The problem, of course, is that the pandemic has hampered the air travel industry, and limited the resources that are available for digital transformation. With that in mind, SITA is arguing that airports can optimize their operations while minimizing costs if they can identify and build around their technology needs.
So what kinds of factors should airports be considering? According to SITA, airports should be prioritizing biometric, contactless, and self-service technologies. Biometrics can support a smoother travel journey, while self-service kiosks, e-gates, and bag drop stations negate the need for dedicated employee workstations and allow airports to save on materials costs. The kiosks also enable more flexible layouts that support social distancing requirements.
However, airports will need to make sure that they provide the necessary infrastructure to support those technologies. Taking those technologies into account early on will ensure that all areas with IoT devices have a stable internet connection, and that there is good camera and power coverage throughout the entire building.
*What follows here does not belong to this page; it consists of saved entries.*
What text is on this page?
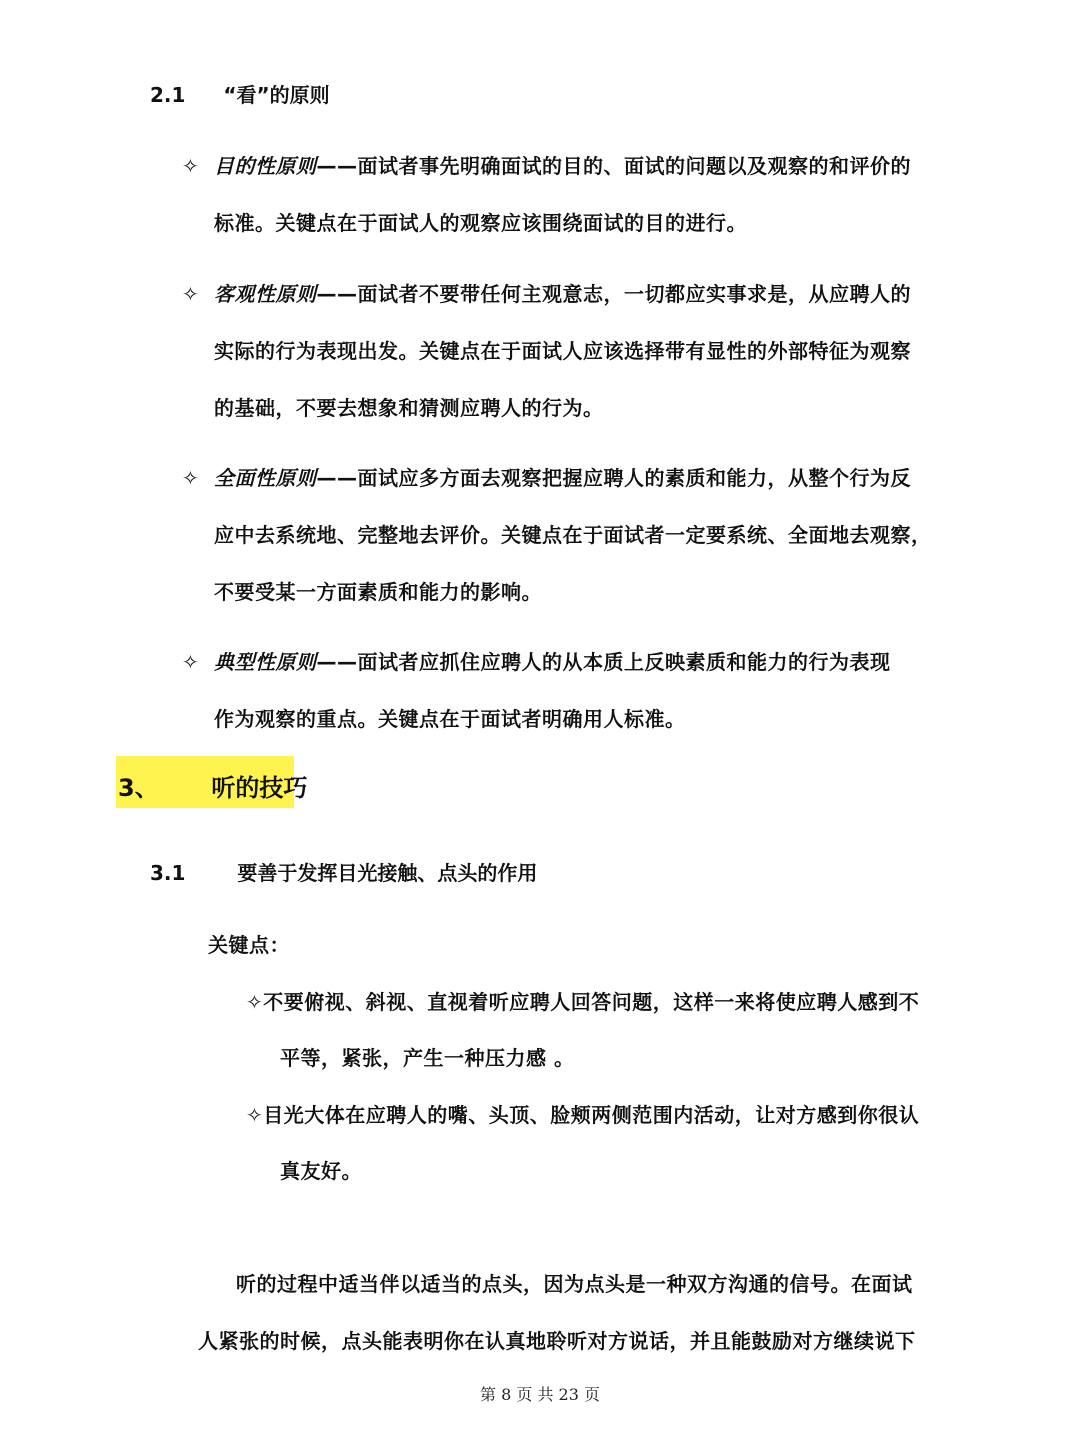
2.1 “看”的原则
✧ 目的性原则——面试者事先明确面试的目的、面试的问题以及观察的和评价的
标准。关键点在于面试人的观察应该围绕面试的目的进行。
✧ 客观性原则——面试者不要带任何主观意志，一切都应实事求是，从应聘人的
实际的行为表现出发。关键点在于面试人应该选择带有显性的外部特征为观察
的基础，不要去想象和猜测应聘人的行为。
✧ 全面性原则——面试应多方面去观察把握应聘人的素质和能力，从整个行为反
应中去系统地、完整地去评价。关键点在于面试者一定要系统、全面地去观察，
不要受某一方面素质和能力的影响。
✧ 典型性原则——面试者应抓住应聘人的从本质上反映素质和能力的行为表现
作为观察的重点。关键点在于面试者明确用人标准。
3、 听的技巧
3.1	要善于发挥目光接触、点头的作用
关键点：
✧不要俯视、斜视、直视着听应聘人回答问题，这样一来将使应聘人感到不
平等，紧张，产生一种压力感 。
✧目光大体在应聘人的嘴、头顶、脸颊两侧范围内活动，让对方感到你很认
真友好。
听的过程中适当伴以适当的点头，因为点头是一种双方沟通的信号。在面试
人紧张的时候，点头能表明你在认真地聆听对方说话，并且能鼓励对方继续说下
第 8 页 共 23 页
It will also help future-proof the airport, since new technologies can easily be integrated into the space if the technological foundation is solid.
By the same token, airport operators will not need to spend as much money on redesigns if the projects are built right in the first place. Meanwhile, the data captured with cameras and self-service kiosks can be used to make an airport’s day-to-day operations more efficient.
SITA itself has already installed its Smart Path passenger processing tech at airports in San Francisco and Istanbul. In the latter case, boarding times went down a full 30 percent, which translated to better turnaround times, lower carbon emissions, and a better travel experience for passengers and airplane staff alike. The company now has one airport construction project in development, after announcing that it would be working with Siemens to build a new, modern terminal for Kansas City International Airport.